Page 73 of Starcrossed

Page List
Font Size:

Wesley’s expression faltered. “You said to come find you if I wanted to talk.”

Oh. Arthur’s shoulders dropped. “Yes, of course. I am sorry about Chester.”

Wesley’s gaze dropped to Arthur’s lips. “I didn’t come to talk about him.”

And then he stepped forward and kissed Arthur.

Arthur froze.

No. Wrong.

Wesley’s lips were easy to reach, the same height as Arthur’s, and soft, not chapped like Rory’s, and the eyes level with his were blue, not soft brown, and there were no eager hands on Arthur’s face and body—

Arthur wrenched himself away. “Wes, what the hell?” he said ineloquently.

“Come back to London.”

“What?”Arthur took another step back.

“You make sense with me.” Wesley moved forward, filling the space Arthur had just left. “We fit together, you and I. You think I came all the way from England for a bloody wedding? I came to get you.”

“You should have just sent a telegram,” Arthur said tightly, “because I would have told you not to waste your time.”

He went for the door, but Wesley reached for him as he passed. “Arthur, stop—” Arthur pushed Wesley’s hand off his shoulder, and Wesley made an outraged noise. “What, I repulse you now?”

“There’s someone else.”

Wesley scoffed loudly. “Who, the antiques dealer? Are you really going to keep slumming when I’m asking you to come back to London?”

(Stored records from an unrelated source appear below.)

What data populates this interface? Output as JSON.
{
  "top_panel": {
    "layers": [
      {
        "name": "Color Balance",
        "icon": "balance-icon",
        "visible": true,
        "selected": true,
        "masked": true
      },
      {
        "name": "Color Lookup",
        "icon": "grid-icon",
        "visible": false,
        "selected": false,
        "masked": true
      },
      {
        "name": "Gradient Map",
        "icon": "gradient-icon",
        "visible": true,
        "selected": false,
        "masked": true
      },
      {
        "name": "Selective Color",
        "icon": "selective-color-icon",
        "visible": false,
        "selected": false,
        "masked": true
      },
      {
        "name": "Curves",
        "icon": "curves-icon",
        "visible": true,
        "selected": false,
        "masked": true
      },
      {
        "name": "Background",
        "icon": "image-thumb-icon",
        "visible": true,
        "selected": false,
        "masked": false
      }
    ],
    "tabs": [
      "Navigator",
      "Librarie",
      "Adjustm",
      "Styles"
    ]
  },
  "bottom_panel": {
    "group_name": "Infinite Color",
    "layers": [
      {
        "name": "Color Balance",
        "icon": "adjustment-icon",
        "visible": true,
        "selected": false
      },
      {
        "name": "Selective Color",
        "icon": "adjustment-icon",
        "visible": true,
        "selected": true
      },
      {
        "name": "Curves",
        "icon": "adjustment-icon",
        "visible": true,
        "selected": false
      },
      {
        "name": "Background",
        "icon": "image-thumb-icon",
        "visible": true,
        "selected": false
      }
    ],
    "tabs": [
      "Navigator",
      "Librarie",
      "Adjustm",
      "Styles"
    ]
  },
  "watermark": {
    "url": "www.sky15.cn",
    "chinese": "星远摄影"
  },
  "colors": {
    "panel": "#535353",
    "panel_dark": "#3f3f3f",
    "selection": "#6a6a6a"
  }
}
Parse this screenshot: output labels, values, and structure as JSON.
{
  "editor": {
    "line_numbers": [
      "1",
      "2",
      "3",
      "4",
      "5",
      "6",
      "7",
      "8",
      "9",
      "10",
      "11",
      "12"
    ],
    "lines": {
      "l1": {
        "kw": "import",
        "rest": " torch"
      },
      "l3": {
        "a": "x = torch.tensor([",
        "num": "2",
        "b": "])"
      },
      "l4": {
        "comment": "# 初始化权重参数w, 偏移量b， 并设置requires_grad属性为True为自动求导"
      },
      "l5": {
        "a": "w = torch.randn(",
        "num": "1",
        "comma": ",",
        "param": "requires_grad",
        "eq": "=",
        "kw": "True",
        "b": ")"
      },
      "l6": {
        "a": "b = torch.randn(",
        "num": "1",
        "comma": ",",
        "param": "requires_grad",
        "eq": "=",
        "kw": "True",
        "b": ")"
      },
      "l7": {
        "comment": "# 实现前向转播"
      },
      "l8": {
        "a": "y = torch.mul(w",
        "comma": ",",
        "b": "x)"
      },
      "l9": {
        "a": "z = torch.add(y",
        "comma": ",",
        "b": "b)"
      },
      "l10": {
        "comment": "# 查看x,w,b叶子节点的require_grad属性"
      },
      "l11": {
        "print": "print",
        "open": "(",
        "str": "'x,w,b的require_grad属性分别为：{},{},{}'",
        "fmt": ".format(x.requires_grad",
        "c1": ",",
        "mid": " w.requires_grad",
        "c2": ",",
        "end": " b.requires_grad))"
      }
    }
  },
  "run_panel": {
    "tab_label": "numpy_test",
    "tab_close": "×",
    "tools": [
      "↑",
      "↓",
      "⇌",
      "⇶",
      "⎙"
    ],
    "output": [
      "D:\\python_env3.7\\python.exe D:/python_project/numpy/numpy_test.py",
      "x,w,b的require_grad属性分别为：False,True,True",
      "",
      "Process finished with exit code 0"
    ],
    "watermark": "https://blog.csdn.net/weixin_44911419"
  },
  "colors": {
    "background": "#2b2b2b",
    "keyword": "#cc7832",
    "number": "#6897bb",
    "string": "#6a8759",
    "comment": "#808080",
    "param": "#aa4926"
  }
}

Slumming.Anger rose in Arthur, hot and burning. “How dare you,” he said tightly.

“Don’t pretend some working-class sod is worth your time.”

“You have no idea what he’s worth.”

The hostility in Arthur’s words must have gotten through to even Wesley, because he softened his voice placatingly. “But I’m better for you.”

“You don’t even like me.”

“I like looking at you.” Wesley’s soft and warm bedroom tones grated like fork tines on china. “I like how you looked in my home at night, and in my room when I woke. I liked looking across my parties and seeing your face among my friends. I liked you by my side, Arthur.”

Arthur blew out a breath. “I realize this may be a shock, Wes,” he said through gritted teeth, “but there is nothing romantic about inviting someone to ornament your own life. There is a man out there who wants me, not as an easy accessory to his own self-centered world, but for me, the way I really am.”

“You were good with me—”

“I was lonely with you,” said Arthur, “and now I know that’s not the same thing.”

He pushed past Wesley, but as he put a hand on the knob of the officer door, he heard Wesley behind him. “And how are you going to make it work?”

Arthur clenched his jaw, his fingers stilling.

“Have you even faced that?” Wesley’s voice was cutting. “Or are you hiding your head in the sand, refusing to acknowledge that anything you think you have with him is doomed? You’re not the first man to fall for someone of another class, Arthur. It never works. You can’t keep him any more than Romeo kept Juliet. You and your antiques man are a cliché; a pair of star-crossed fools.”

Arthur’s fingers tightened on the knob.

“But you and I, on the other hand, we’re two of a kind.” Wesley softened his tone, making it low and soothing as he came up behind Arthur. “No one thinks it’s odd that we’re friends. In the eyes of the world, we’re nothing more than two unrepentant bachelors. We could travel anywhere in the world in adjoining cabins. We could spend months at my estates.”

Wesley was close enough now that Arthur could feel the heat of his body at his back, feel warm breath on his ear as Wesley whispered, “No one would ask questions about us, Arthur. It would be easy to make it work.”